Under the terms of the Joint Comprehensive Plan of Action reached in July 2015, Iran agreed to intrusive inspections and limitations on its nuclear program. In return, the United States and its five major partners — Russia, China, France, Britain and Germany — agreed to remove restrictions on Iranian oil sales, lift certain financial limitations and clear the way for investments by foreign countries. Iranians celebrated noisily in the streets of Tehran after the deal was signed.
Iran’s oil sales jumped. Its exports of nonagricultural products doubled and its imports of nonagricultural products soared 12-fold.
For the United States, the deal meant that the White House would waive restrictions allowing international firms to conduct business — including oil transactions — through the Central Bank of Iran.
The current waiver expires Saturday. If Trump does not issue a new one, his administration would start asking oil traders and companies around the world — including in European countries that support the nuclear deal — to cut purchases, according to Richard Nephew, a senior researcher at Columbia University’s Center on Global Energy Policy. Nephew was a key part of the U.S. team that negotiated the Iran deal.
Since new sanctions under Trump would include penalties against any company doing business in the United States, European refiners would be likely to comply. They account for about a quarter of Iranian exports. Refiners and traders in Asia, however, could end up getting bargains.
“I’ve talked to more than enough companies — they understand what the sanctions environment will look like and what will be asked of them by the U.S. government,” Nephew said. “And so they are already looking ahead to see whether they need to make reductions. And presumably those that don’t intend to comply, they’re licking their chops at what kind of discounted oil they may be able to get from Iran.”
Before reaching a deal with Iran, the Obama administration pressed oil companies into making “significant” cuts in purchases, usually about 20 percent, every 180 days. Iran’s oil sales were reduced by more than 1 million barrels a day.
The flood of U.S. shale oil that began in 2009 easily offset the loss of Iranian exports. Saudi Arabia, Iran’s rival and a leading critic of the nuclear deal, also pledged to make up any loss of Iranian production. Crude prices remained low.
Now, however, cuts in Iranian exports would have more effect.

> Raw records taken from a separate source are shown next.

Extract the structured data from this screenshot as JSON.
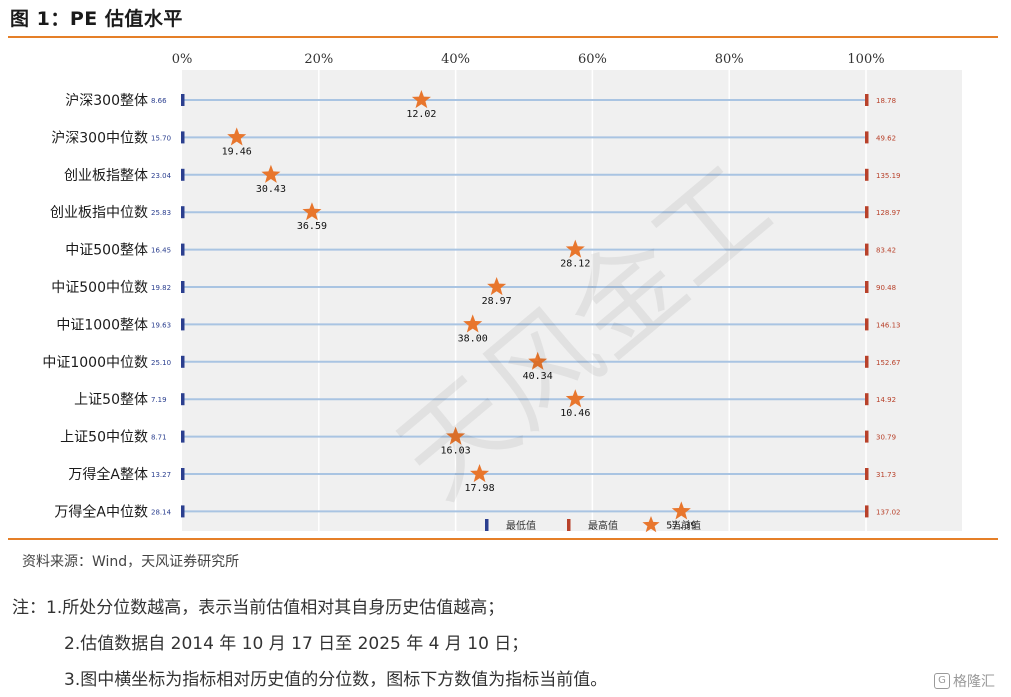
{
  "title": "图 1：PE 估值水平",
  "source": "资料来源：Wind，天风证券研究所",
  "notes": [
    "注：1.所处分位数越高，表示当前估值相对其自身历史估值越高；",
    "2.估值数据自 2014 年 10 月 17 日至 2025 年 4 月 10 日；",
    "3.图中横坐标为指标相对历史值的分位数，图标下方数值为指标当前值。"
  ],
  "watermark": "天风金工",
  "logo_text": "格隆汇",
  "colors": {
    "accent_rule": "#e57f28",
    "min_marker": "#2b3f8f",
    "max_marker": "#b8412a",
    "star": "#e8762d",
    "line": "#a9c4e2",
    "plot_bg": "#f0f0f0"
  },
  "chart_data": {
    "type": "scatter",
    "x_tick_labels": [
      "0%",
      "20%",
      "40%",
      "60%",
      "80%",
      "100%"
    ],
    "xlim": [
      0,
      100
    ],
    "legend": {
      "position": "bottom",
      "entries": [
        "最低值",
        "最高值",
        "当前值"
      ]
    },
    "rows": [
      {
        "label": "沪深300整体",
        "min": "8.66",
        "max": "18.78",
        "current": "12.02",
        "percentile": 35
      },
      {
        "label": "沪深300中位数",
        "min": "15.70",
        "max": "49.62",
        "current": "19.46",
        "percentile": 8
      },
      {
        "label": "创业板指整体",
        "min": "23.04",
        "max": "135.19",
        "current": "30.43",
        "percentile": 13
      },
      {
        "label": "创业板指中位数",
        "min": "25.83",
        "max": "128.97",
        "current": "36.59",
        "percentile": 19
      },
      {
        "label": "中证500整体",
        "min": "16.45",
        "max": "83.42",
        "current": "28.12",
        "percentile": 57.5
      },
      {
        "label": "中证500中位数",
        "min": "19.82",
        "max": "90.48",
        "current": "28.97",
        "percentile": 46
      },
      {
        "label": "中证1000整体",
        "min": "19.63",
        "max": "146.13",
        "current": "38.00",
        "percentile": 42.5
      },
      {
        "label": "中证1000中位数",
        "min": "25.10",
        "max": "152.67",
        "current": "40.34",
        "percentile": 52
      },
      {
        "label": "上证50整体",
        "min": "7.19",
        "max": "14.92",
        "current": "10.46",
        "percentile": 57.5
      },
      {
        "label": "上证50中位数",
        "min": "8.71",
        "max": "30.79",
        "current": "16.03",
        "percentile": 40
      },
      {
        "label": "万得全A整体",
        "min": "13.27",
        "max": "31.73",
        "current": "17.98",
        "percentile": 43.5
      },
      {
        "label": "万得全A中位数",
        "min": "28.14",
        "max": "137.02",
        "current": "57.39",
        "percentile": 73
      }
    ]
  }
}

Political turmoil in Venezuela has lowered oil exports. Global oil demand is rising thanks to faster economic growth. Global inventories of petroleum are lower than they’ve been for nearly four years. And so far the Saudis, eager to drive down inventories further, have not offered to make up for Iranian crude taken off the market.
The reduction in Iranian oil exports would also hurt the Islamic republic at home. Crude oil and petroleum products make up more than 60 percent of Iranian export revenue and a large proportion of the state budget.
Iran has some room to deal with a decision by Trump to undercut the deal. Djavad Salehi-Isfahani, professor of economics at Virginia Tech, said in an email that “it will take a while for sanctions to get as bad as they were in 2013, when Iran’s oil exports hit a low.”
There is a United Nations process that would take two or three months to unfold. European leaders might challenge secondary sanctions on their companies and, he added, even 1.5 million barrels a day in oil exports would generate about $40 billion a year in revenue. And Iran has built up cash reserves.
The biggest cost of a change in U.S. policy could be political. Trump could end up weakening the hand of Iran’s moderate president, Hassan Rouhani, who supported the deal.
Salehi-Isfahani wrote recently that “if Rouhani ever held the key to the door of prosperity, as he was fond of saying in his 2013 presidential campaign, he failed to locate the keyhole in time.”